Granny Gerheit sputtered, and Pikk exploded with laughter.
Annette had gone beyond red, her whole body purple with rage as the voice continued, “It’s only fair. You had us working for you up till today, didn’t you? So, we’ll say we’ve gone a third of the way—”
“You must be joking. Who in their right mind would pay a worthless—”
It was unclear what Annette intended to say next, and they never did find out. For she had just looked over at Granny Gerheit.
The old woman’s face, staring at her with disbelief, was the product of fear.
“What is it? What’s wrong, Granny?”
It took the old woman a few seconds to respond to
the girl’s query.
“I’ve never . . . Do you have any idea . . . exactly who . . . you just called ‘worthless’?”
Even having said that much, the old woman’s fear hadn’t dissolved. She’d just listened to a complaint about D.
Annette couldn’t understand the crone’s sudden, quiet madness.
“I know. Of course I do. I said it to him.” Her finger took aim at the icy figure of beauty dressed in black.
“Really . . . Frightening how little some folks know . . . D, sure you haven’t mellowed too much now? You’ll get into heaven when you die.”

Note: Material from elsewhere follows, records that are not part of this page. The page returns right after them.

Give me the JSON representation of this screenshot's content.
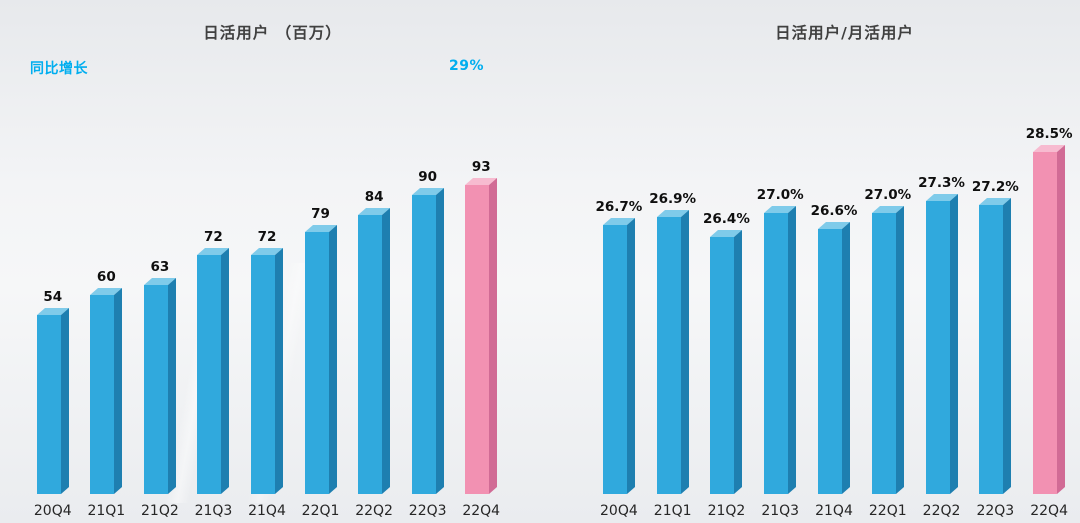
{
  "colors": {
    "accent_cyan": "#00AEEF",
    "bar_default": {
      "front": "#30A9DD",
      "side": "#1E7FB0",
      "top": "#7FCBEA"
    },
    "bar_highlight": {
      "front": "#F291B2",
      "side": "#D16B95",
      "top": "#F7BBD0"
    }
  },
  "chart_data": [
    {
      "type": "bar",
      "title": "日活用户 （百万）",
      "xlabel": "",
      "ylabel": "",
      "categories": [
        "20Q4",
        "21Q1",
        "21Q2",
        "21Q3",
        "21Q4",
        "22Q1",
        "22Q2",
        "22Q3",
        "22Q4"
      ],
      "values": [
        54,
        60,
        63,
        72,
        72,
        79,
        84,
        90,
        93
      ],
      "labels": [
        "54",
        "60",
        "63",
        "72",
        "72",
        "79",
        "84",
        "90",
        "93"
      ],
      "ylim": [
        0,
        100
      ],
      "grid": false,
      "legend": "none",
      "highlight_index": 8,
      "annotations": [
        {
          "text": "同比增长"
        },
        {
          "text": "29%"
        }
      ]
    },
    {
      "type": "bar",
      "title": "日活用户/月活用户",
      "xlabel": "",
      "ylabel": "",
      "categories": [
        "20Q4",
        "21Q1",
        "21Q2",
        "21Q3",
        "21Q4",
        "22Q1",
        "22Q2",
        "22Q3",
        "22Q4"
      ],
      "values": [
        26.7,
        26.9,
        26.4,
        27.0,
        26.6,
        27.0,
        27.3,
        27.2,
        28.5
      ],
      "labels": [
        "26.7%",
        "26.9%",
        "26.4%",
        "27.0%",
        "26.6%",
        "27.0%",
        "27.3%",
        "27.2%",
        "28.5%"
      ],
      "ylim": [
        20,
        30
      ],
      "grid": false,
      "legend": "none",
      "highlight_index": 8,
      "annotations": []
    }
  ]
}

Silence pressed in on them from all sides. A gust of wind stirred the air, leaving everyone but D holding their nose and coughing.

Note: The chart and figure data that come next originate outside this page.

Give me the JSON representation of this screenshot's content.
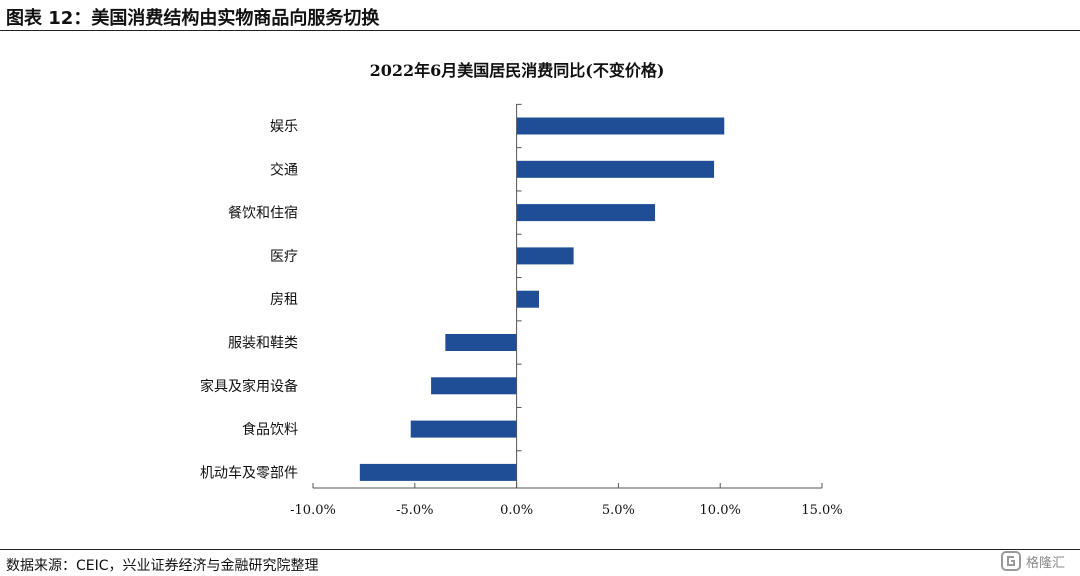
{
  "figure_title": "图表 12：美国消费结构由实物商品向服务切换",
  "source_note": "数据来源：CEIC，兴业证券经济与金融研究院整理",
  "watermark_text": "格隆汇",
  "colors": {
    "bar": "#1f4e97",
    "axis": "#555555",
    "text": "#111111"
  },
  "chart_data": {
    "type": "bar",
    "orientation": "horizontal",
    "title": "2022年6月美国居民消费同比(不变价格)",
    "categories": [
      "娱乐",
      "交通",
      "餐饮和住宿",
      "医疗",
      "房租",
      "服装和鞋类",
      "家具及家用设备",
      "食品饮料",
      "机动车及零部件"
    ],
    "values": [
      10.2,
      9.7,
      6.8,
      2.8,
      1.1,
      -3.5,
      -4.2,
      -5.2,
      -7.7
    ],
    "xlim": [
      -10,
      15
    ],
    "xticks": [
      -10,
      -5,
      0,
      5,
      10,
      15
    ],
    "xtick_labels": [
      "-10.0%",
      "-5.0%",
      "0.0%",
      "5.0%",
      "10.0%",
      "15.0%"
    ],
    "xlabel": "",
    "ylabel": "",
    "grid": false,
    "legend": "none"
  }
}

When that had finally died down, Annette declared, “At any rate, I have no intention of paying good money for lackluster work.”
Once more sounding delighted, the hoarse voice said, “Have it your way. So, you planning on making the rest of the trip alone?”
“No. I’ve already decided on my next bodyguard.”
“Oh?”
The expressions of all present said they shared this surprise.
Annette turned in the boy’s direction.
“Huh?” On Pikk’s face, surprise, nervousness, and expectation all intertwined.
“I’d like to ask you to do it, Mr. Hiryuu.”
“Me?” The drifter furrowed his brow. Looking at D, he said, “But—”
“You’ll take the job, won’t you?” the girl continued. “I promise you’ll be compensated. If you see me home safely.”
This wasn’t exactly a request but rather a declaration accompanied by a glare, and for a moment Hiryuu had an angry look in his eye, but he quickly came back with a smile. “I don’t know if I’ll be as reliable as our handsome friend there, but if you’re fine with me I’ll help you out.”
“Good,” Annette said, but she didn’t even smile. “In that case—you, give him your horse,” she ordered.
“What are you talking about?” Pikk countered. “The sheriff got this horse for me. You don’t get to order me around!”